The optimally adjusted design takes a conventional design, applies random shifts with constraints, and further optimizes the design using some objective function or solver. The advantage here is that because the design is tuned to the solver, you are nearly guaranteed a better result than pure random. However, converging to an ideal solution can be computationally expensive since the shifts are random with potentially infinite possible variations (depending on the applied constraints). There are also practical repercussions in the field due to the irregularity of shot and receiver points.

Regularly Indexed

This design starts with a regularly-indexed base grid and removes points, so the CS design is a subset of the original design with shot/receiver points still on the base grid, just with redundant points removed. This approach is easier to implement in the field than a random or optimally adjusted/moved design, as acquisition crews do not need to keep track of changing distance intervals between nodes. The crew only needs to know which points will be skipped/removed; otherwise, acquire them as usual. As with the optimally adjusted/moved design, the regular indexed design is optimized using a solver. However, since a finite number of grid nodes and regular grids are easier to handle computationally (e.g., FFT vs. DFT), this approach can reliably converge to an optimal design without great computational expense.

Conclusion

Whichever design you choose, the benefits of CS are undeniable, whether it be an MRI, seismic survey, or picture on your mobile phone. The option of reducing acquisition costs without compromising quality or the alternative of keeping costs constant but enhancing imaging through dense irregular spacing are both highly compelling use cases with significant benefits, no matter the approach.

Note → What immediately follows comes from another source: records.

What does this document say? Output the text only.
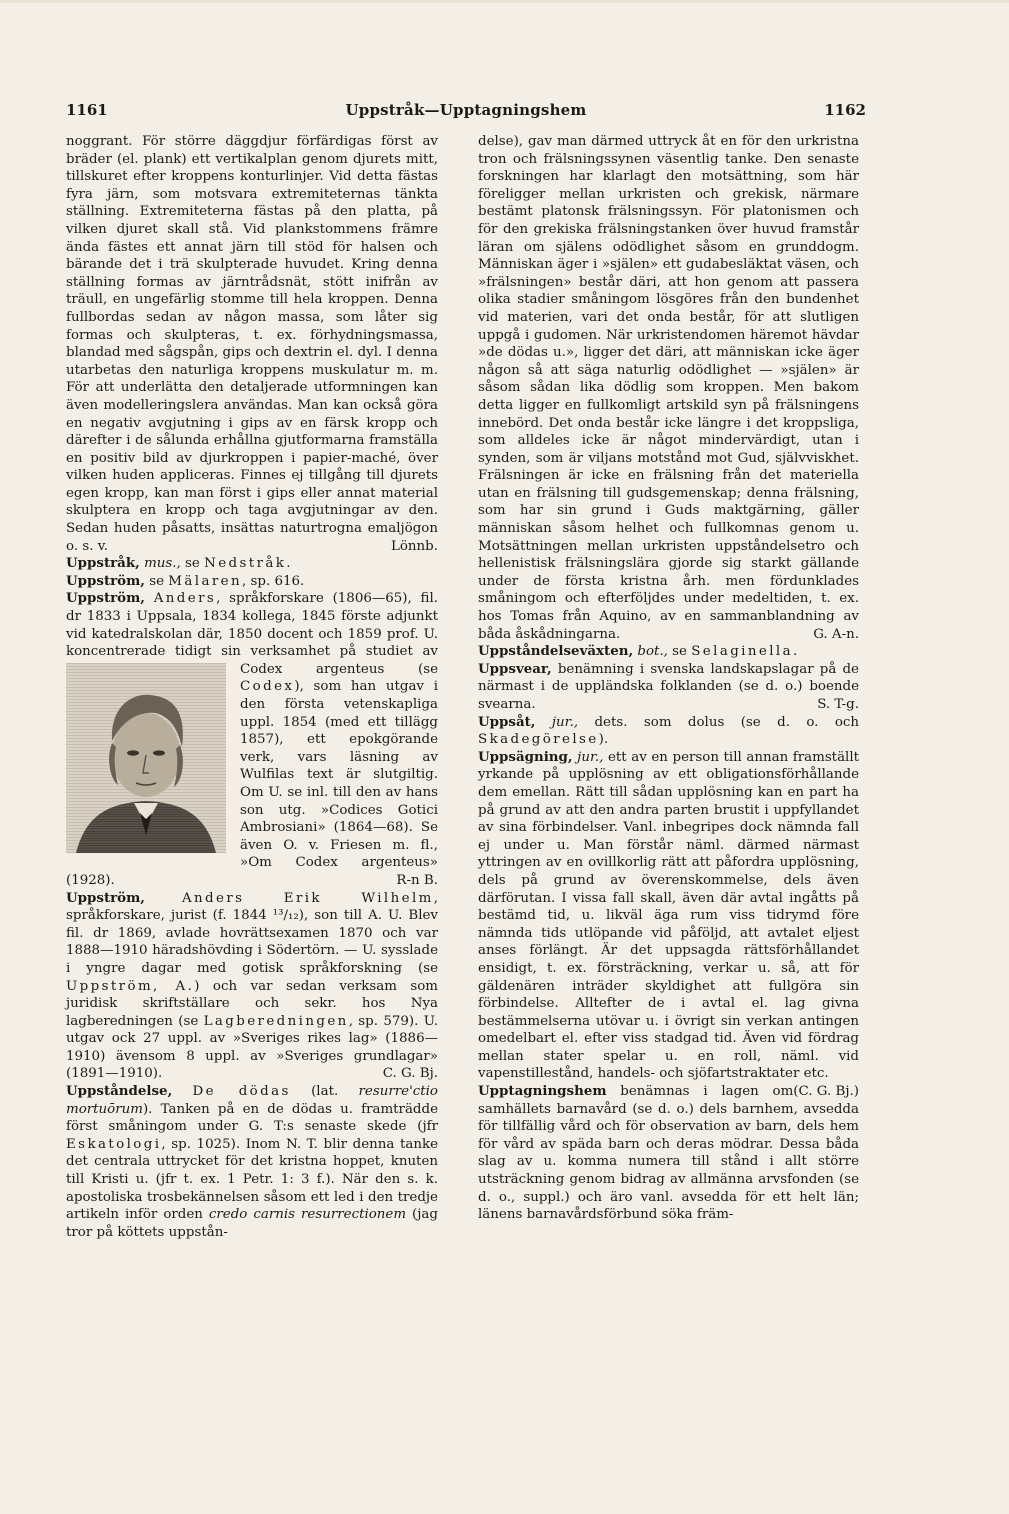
1161	Uppstråk—Upptagningshem	1162

noggrant. För större däggdjur förfärdigas först av bräder (el. plank) ett vertikalplan genom djurets mitt, tillskuret efter kroppens konturlinjer. Vid detta fästas fyra järn, som motsvara extremiteternas tänkta ställning. Extremiteterna fästas på den platta, på vilken djuret skall stå. Vid plankstommens främre ända fästes ett annat järn till stöd för halsen och bärande det i trä skulpterade huvudet. Kring denna ställning formas av järntrådsnät, stött inifrån av träull, en ungefärlig stomme till hela kroppen. Denna fullbordas sedan av någon massa, som låter sig formas och skulpteras, t. ex. förhydningsmassa, blandad med sågspån, gips och dextrin el. dyl. I denna utarbetas den naturliga kroppens muskulatur m. m. För att underlätta den detaljerade utformningen kan även modelleringslera användas. Man kan också göra en negativ avgjutning i gips av en färsk kropp och därefter i de sålunda erhållna gjutformarna framställa en positiv bild av djurkroppen i papier-maché, över vilken huden appliceras. Finnes ej tillgång till djurets egen kropp, kan man först i gips eller annat material skulptera en kropp och taga avgjutningar av den. Sedan huden påsatts, insättas naturtrogna emaljögon o. s. v.	Lönnb.

Uppstråk, mus., se Nedstråk.

Uppström, se Mälaren, sp. 616.

Uppström, Anders, språkforskare (1806—65), fil. dr 1833 i Uppsala, 1834 kollega, 1845 förste adjunkt vid katedralskolan där, 1850 docent och 1859 prof. U. koncentrerade tidigt sin verksamhet på studiet av Codex argenteus (se
Codex), som han utgav i den första vetenskapliga uppl. 1854 (med ett tillägg 1857), ett epokgörande verk, vars läsning av Wulfilas text är slutgiltig. Om U. se inl. till den av hans son utg. »Codices Gotici Ambrosiani» (1864—68). Se även O. v. Friesen m. fl., »Om Codex argenteus» (1928).	R-n B.

Uppström,	Anders Erik Wilhelm, språkforskare, jurist (f. 1844 ¹³/₁₂), son till A. U. Blev fil. dr 1869, avlade hovrättsexamen 1870 och var 1888—1910 häradshövding i Södertörn. — U. sysslade i yngre dagar med gotisk språkforskning (se Uppström, A.) och var sedan verksam som juridisk skriftställare och sekr. hos Nya lagberedningen (se Lagberedningen, sp. 579). U. utgav ock 27 uppl. av »Sveriges rikes lag» (1886—1910) ävensom 8 uppl. av »Sveriges grundlagar» (1891—1910).	C. G. Bj.

Uppståndelse, De dödas (lat. resurre'ctio mortuōrum). Tanken på en de dödas u. framträdde först småningom under G. T:s senaste skede (jfr Eskatologi, sp. 1025). Inom N. T. blir denna tanke det centrala uttrycket för det kristna hoppet, knuten till Kristi u. (jfr t. ex. 1 Petr. 1: 3 f.). När den s. k. apostoliska trosbekännelsen såsom ett led i den tredje artikeln inför orden credo carnis resurrectionem (jag tror på köttets uppstån-

delse), gav man därmed uttryck åt en för den urkristna tron och frälsningssynen väsentlig tanke. Den senaste forskningen har klarlagt den motsättning, som här föreligger mellan urkristen och grekisk, närmare bestämt platonsk frälsningssyn. För platonismen och för den grekiska frälsningstanken över huvud framstår läran om själens odödlighet såsom en grunddogm. Människan äger i »själen» ett gudabesläktat väsen, och »frälsningen» består däri, att hon genom att passera olika stadier småningom lösgöres från den bundenhet vid materien, vari det onda består, för att slutligen uppgå i gudomen. När urkristendomen häremot hävdar »de dödas u.», ligger det däri, att människan icke äger någon så att säga naturlig odödlighet — »själen» är såsom sådan lika dödlig som kroppen. Men bakom detta ligger en fullkomligt artskild syn på frälsningens innebörd. Det onda består icke längre i det kroppsliga, som alldeles icke är något mindervärdigt, utan i synden, som är viljans motstånd mot Gud, självviskhet. Frälsningen är icke en frälsning från det materiella utan en frälsning till gudsgemenskap; denna frälsning, som har sin grund i Guds maktgärning, gäller människan såsom helhet och fullkomnas genom u. Motsättningen mellan urkristen uppståndelsetro och hellenistisk frälsningslära gjorde sig starkt gällande under de första kristna årh. men fördunklades småningom och efterföljdes under medeltiden, t. ex. hos Tomas från Aquino, av en sammanblandning av båda åskådningarna.	G. A-n.

Uppståndelseväxten, bot., se Selaginella.

Uppsvear, benämning i svenska landskapslagar på de närmast i de uppländska folklanden (se d. o.) boende svearna.	S. T-g.

Uppsåt, jur., dets. som dolus (se d. o. och Skadegörelse).

Uppsägning, jur., ett av en person till annan framställt yrkande på upplösning av ett obligationsförhållande dem emellan. Rätt till sådan upplösning kan en part ha på grund av att den andra parten brustit i uppfyllandet av sina förbindelser. Vanl. inbegripes dock nämnda fall ej under u. Man förstår näml. därmed närmast yttringen av en ovillkorlig rätt att påfordra upplösning, dels på grund av överenskommelse, dels även därförutan. I vissa fall skall, även där avtal ingåtts på bestämd tid, u. likväl äga rum viss tidrymd före nämnda tids utlöpande vid påföljd, att avtalet eljest anses förlängt. Är det uppsagda rättsförhållandet ensidigt, t. ex. försträckning, verkar u. så, att för gäldenären inträder skyldighet att fullgöra sin förbindelse. Alltefter de i avtal el. lag givna bestämmelserna utövar u. i övrigt sin verkan antingen omedelbart el. efter viss stadgad tid. Även vid fördrag mellan stater spelar u. en roll, näml. vid vapenstillestånd, handels- och sjöfartstraktater etc.
(C. G. Bj.)

Upptagningshem benämnas i lagen om samhällets barnavård (se d. o.) dels barnhem, avsedda för tillfällig vård och för observation av barn, dels hem för vård av späda barn och deras mödrar. Dessa båda slag av u. komma numera till stånd i allt större utsträckning genom bidrag av allmänna arvsfonden (se d. o., suppl.) och äro vanl. avsedda för ett helt län; länens barnavårdsförbund söka främ-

We at In-Depth strongly advocate for a regularly-indexed design, which we apply in our Compressive Seismic Acquisition workflows (U.S. Patent Nos. 10,156,648 & 10,317,512). To see the power of this approach applied in action, see Fairfield’s recent IMAGE publication assessing our regularly-indexed CS design and reconstruction technology in the Permian Basin, where we produced nearly identical seismic imaging using only 70% of the original shots and receivers.

If you ever have to spend twenty minutes in an MRI machine, thank CS for not taking two hours!